Aged Care Sector needs to open up the books
A Private Member’s Bill seeking greater financial transparency about how the aged care sector spends its money on people living in residential facilities has been introduced today by the Federal Member for Mayo Rebekha Sharkie.
The Bill mirrors legislation introduced by her Centre Alliance colleague Senator Stirling Griff in June last year that would have required aged care providers to disclose their income, costs of food and medication, staff and staff training, accommodation, administration and monies paid to parent bodies in annual financial transparency reports to the Aged Care Quality and Safety Commissioner.
Hansard speech here:
Youtube clip here:
"At the time the government was not interested in taking up the legislation. Senior Australians and their families haven't lost interest and, in the interim, the impact of COVID-19 has only highlighted the under-resourcing in the sector,” Rebekha said.
"In my time in office, I have been approached numerous times by constituents deeply worried about the quality of the food served to their loved ones and the number of staff available to help with feeding and hygiene.
“This legislation will enable families of loved ones, stakeholders and the public to have a clear view, for the first time, on the proportion of income that providers actually spend on costs of care and how much is just being pocketed or wasted.”
Rebekha’s Aged Care Legislation Amendment (Financial Transparency) Bill 2020, if adopted, would require aged care providers to disclose their income, their spend on food and medication, the amount spent on staff and staff training, accommodation, administration, and how much they pay out to their parent bodies.
The providers would be required to submit an annual report to the Aged Care Quality and Safety Commission who would then make the report available to the public. The Bill also seeks to amend the Corporations Act 2001 to ensure residential aged care providers include detailed financial information in their annual financial statements.
Rebekha said it came as “no surprise” that a recent independent report to the Aged Care Royal Commission found a complete lack of transparency surrounding the billions spent in aged care facilities.

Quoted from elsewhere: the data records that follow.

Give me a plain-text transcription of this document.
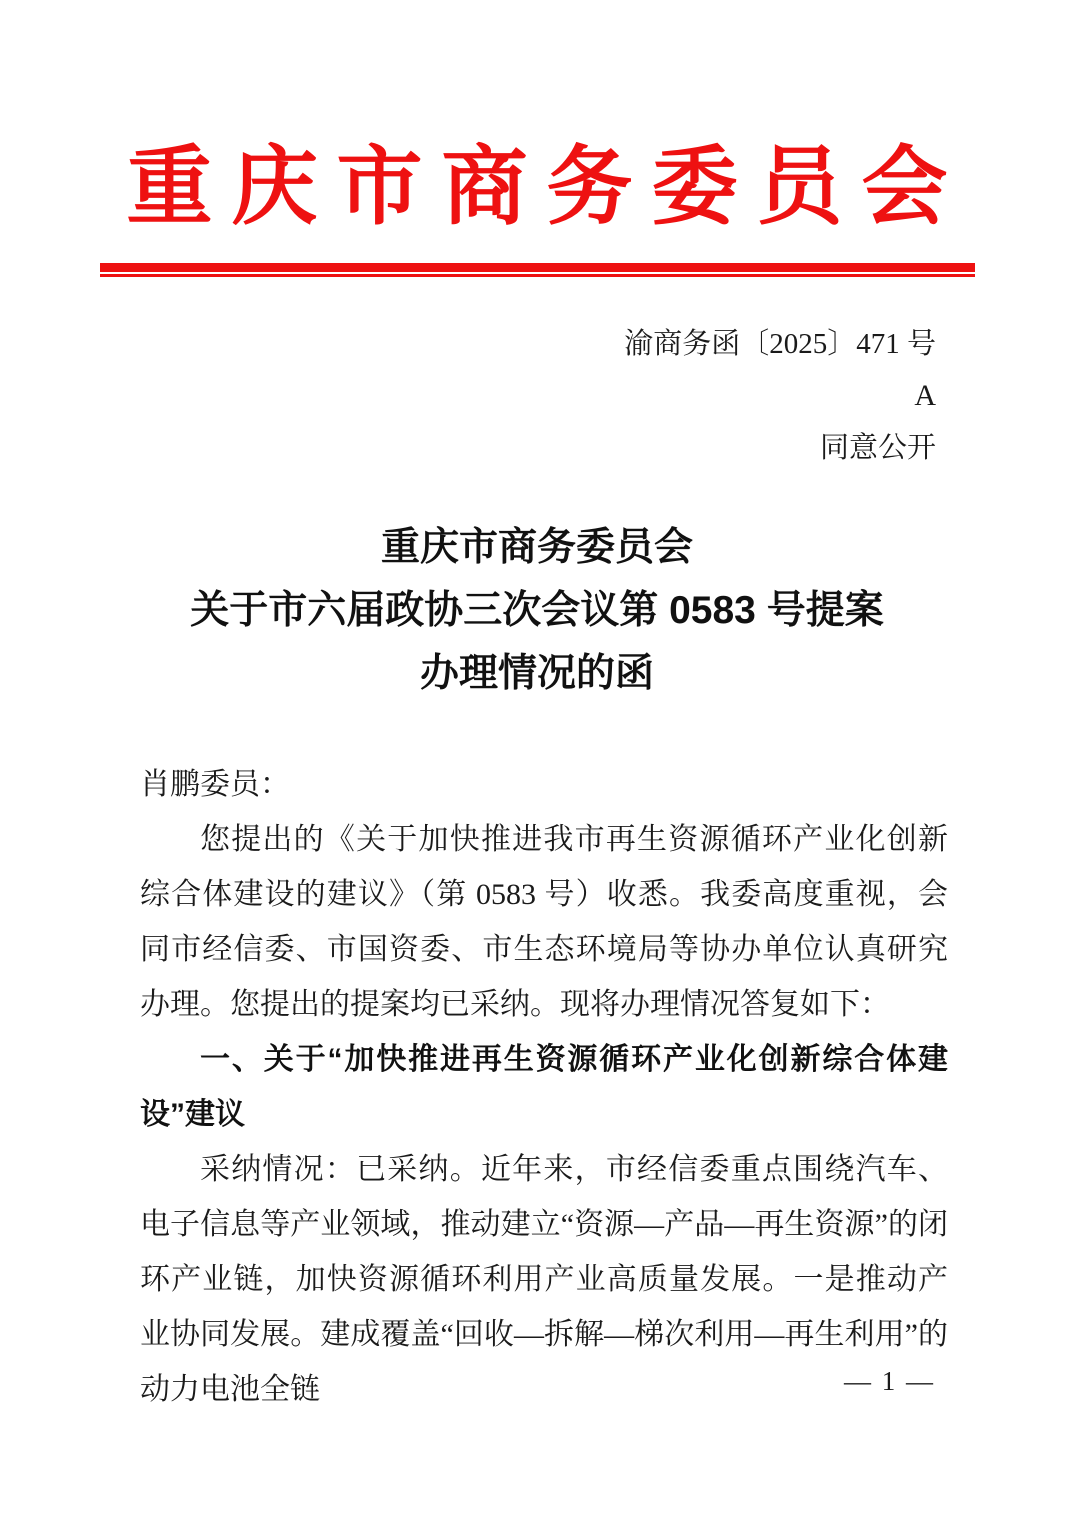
重庆市商务委员会
渝商务函〔2025〕471 号
A
同意公开
重庆市商务委员会
关于市六届政协三次会议第 0583 号提案
办理情况的函

肖鹏委员：

您提出的《关于加快推进我市再生资源循环产业化创新综合体建设的建议》（第 0583 号）收悉。我委高度重视，会同市经信委、市国资委、市生态环境局等协办单位认真研究办理。您提出的提案均已采纳。现将办理情况答复如下：

一、关于“加快推进再生资源循环产业化创新综合体建设”建议

采纳情况：已采纳。近年来，市经信委重点围绕汽车、电子信息等产业领域，推动建立“资源—产品—再生资源”的闭环产业链，加快资源循环利用产业高质量发展。一是推动产业协同发展。建成覆盖“回收—拆解—梯次利用—再生利用”的动力电池全链	— 1 —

“Australia cannot wait for the final report of the Royal Commission and the delays in dealing with the pandemic to have greater transparency about the financing of the aged care sector. We must act now,” Rebekha said.
“Estia Health, Japara and Regis Healthcare are all residential aged care providers, and all ASX listed companies.
“According to recent investigations conducted by The Saturday Paper, the trio have received a combined $8.4 billion in revenue from Government subsidies and resident charges in just the last five years alone.
"At the same time, these three companies have paid out $600 million to shareholders.
“We've heard allegations of directors of aged-care companies who have had the ability to use their funds to buy luxury cars.
“There's money in offshore bank accounts. We hear allegations of where rent is more than double the commercial rate, with money being funnelled back into church coffers.
“At the other end of the spectrum, reports carried out by Stewart Brown Advisor earlier this year – and pre Covid – show that 75 per cent of aged care providers in rural and regional areas are operating at a cash loss and questions remain as to whether small community-based providers can remain viable.
"There are a number of not-for-profit facilities in Mayo that were built thanks to the generosity of local communities and are being sustained by the hard work of local communities. This precarious situation cannot continue indefinitely.
“Clearly, something has gone horribly wrong in the financial management of the aged care sector but without shedding a light on each aged care facility, we won’t know the extent of the damage.
“My Bill simply seeks information from providers so the Government, and the public, will have a clearer picture of how facilities are resourced.
“This will be crucial if we as a Parliament are to engage in sustainable reforms to the sector that will improve the experience and treatment of vulnerable elderly people living in residential aged care.”